One lady told me the eggs from my chickens are the best she ever has eaten. Another loyal customer tells me that even though he buys expensive organic eggs from the store when my hens aren’t laying, my hens’ eggs are much better – he can’t wait to get home from work and fry some of them for dinner. Can you tell the difference between store-bought eggs and home-raised? Absolutely!!!

Are home-raised eggs so much better that it’s worth the effort – and potential fun – to raise a few hens of your own? It’s worth the effort for somebody to raise them at home – whether that somebody is you, the reader, is for you to decide. And it may be worth the experience – for a little while. If you decide it’s not for you, you still can enjoy the fruits of someone else’s labor of love by finding someone local who raises hens at home and sells eggs.
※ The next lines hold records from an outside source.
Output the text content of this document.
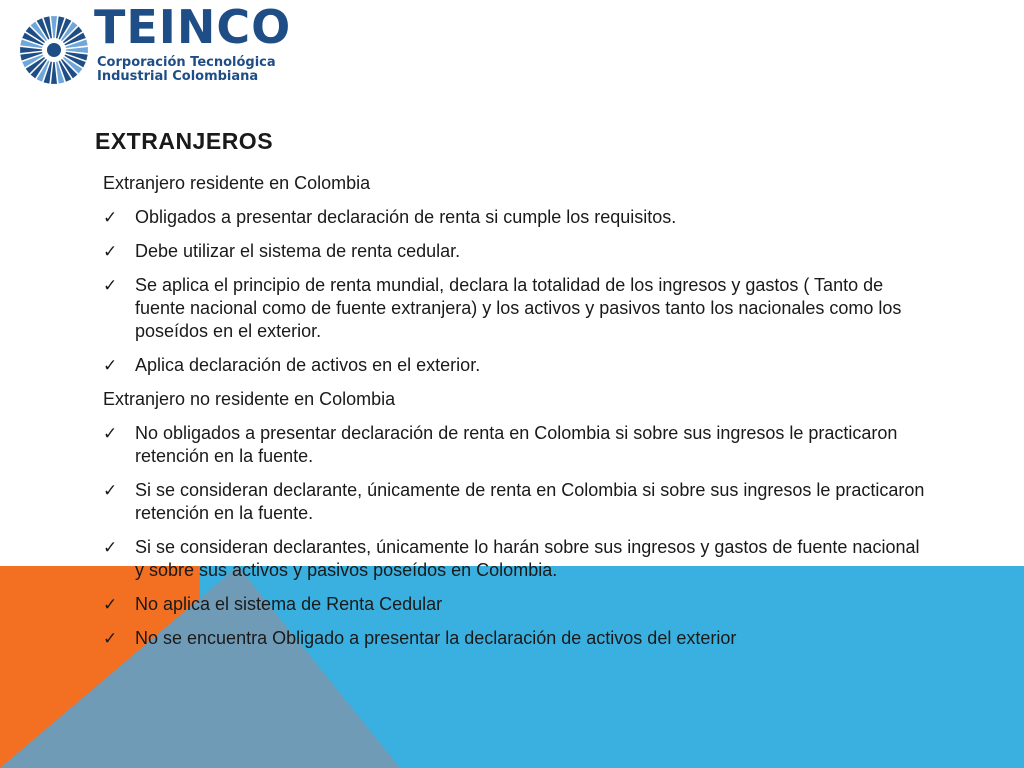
TEINCO
Corporación Tecnológica
Industrial Colombiana
EXTRANJEROS

Extranjero residente en Colombia

✓ Obligados a presentar declaración de renta si cumple los requisitos.
✓ Debe utilizar el sistema de renta cedular.
✓ Se aplica el principio de renta mundial, declara la totalidad de los ingresos y gastos ( Tanto de fuente nacional como de fuente extranjera) y los activos y pasivos tanto los nacionales como los poseídos en el exterior.
✓ Aplica declaración de activos en el exterior.

Extranjero no residente en Colombia

✓ No obligados a presentar declaración de renta en Colombia si sobre sus ingresos le practicaron retención en la fuente.
✓ Si se consideran declarante, únicamente de renta en Colombia si sobre sus ingresos le practicaron retención en la fuente.
✓ Si se consideran declarantes, únicamente lo harán sobre sus ingresos y gastos de fuente nacional y sobre sus activos y pasivos poseídos en Colombia.
✓ No aplica el sistema de Renta Cedular
✓ No se encuentra Obligado a presentar la declaración de activos del exterior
Is home-raised chicken meat better than store-bought? What do you mean by “better”? In my one experience, it was no more flavorful, and it was tough; but it might have been healthier. From my one experience with home-raised chicken meat (not from my own chickens) as far as the actual eating experience, I’d actually say, “no.” I don’t raise chickens for meat, but a lady traded me a few of her home-raised chickens (“processed” and frozen) for some of my laying hens. The meat was tougher than what I find in store-bought chicken, and I didn’t notice that it had any more flavor. Let me reiterate: that was my one and only experience with eating home-raised chicken – yours may be more remarkable. At least if you raise it yourself, you know where it has been, what it has been eating, and how it was processed.

How many eggs will you get? The maximum a hen can produce is one egg per day. The norm may be 3 or 4 eggs per hen in a week, but that can vary widely depending on breed, individual, and conditions (both external and internal to the hen). That being said, once a young hen begins laying, her most productive years will be the first two or three years, with production dropping off after that. Additionally, hens will not lay if they are ill or overly stressed. They stop laying when they molt (spring and fall). They stop laying if they’re brooding. Brooding is not a case of the chickens’ going into a funk or philosophical depression. Brooding is when the hens sit on the eggs to incubate them, turning each egg occasionally, in order to keep them equally warm all the way through. The length of incubation for a chicken egg is 21 days. During this period of time, the hen sitting on the nest will quit laying new eggs, and her comb will become less bright. And they don’t lay for most of the darker, colder portion of winter, though reportedly they may lay if provided with supplemental lighting to extend their “daylight” hours. How long can a chicken live? I have about 15 right now that are still going strong at nine years, and I had a rooster who lasted for ten. Mine have averaged more in the range of five to seven years.

That covers a brief “pro” discussion for flavorful eggs, and a maybe-yes-maybe-no regarding meat birds. Some people claim it’s financially advantageous to raise their own eggs. I found home-raised eggs to be much more expensive than store-bought. Maybe my feeding habits are extravagant, but I don’t think so. I don’t even buy organic feed.

Who makes the best moms? Silkies, in my experience.

Do chickens make good pets? Some more than others. A few can be very personable, even affectionate.  I suspect the love and attention showered upon them would positively affect their personalities, but some just innately lean more toward human interaction than others; others (most) remain quite independent. I had touching experiences with Faverolles , Brahmaputras, and hens I purchased locally whose breeds were unspecified.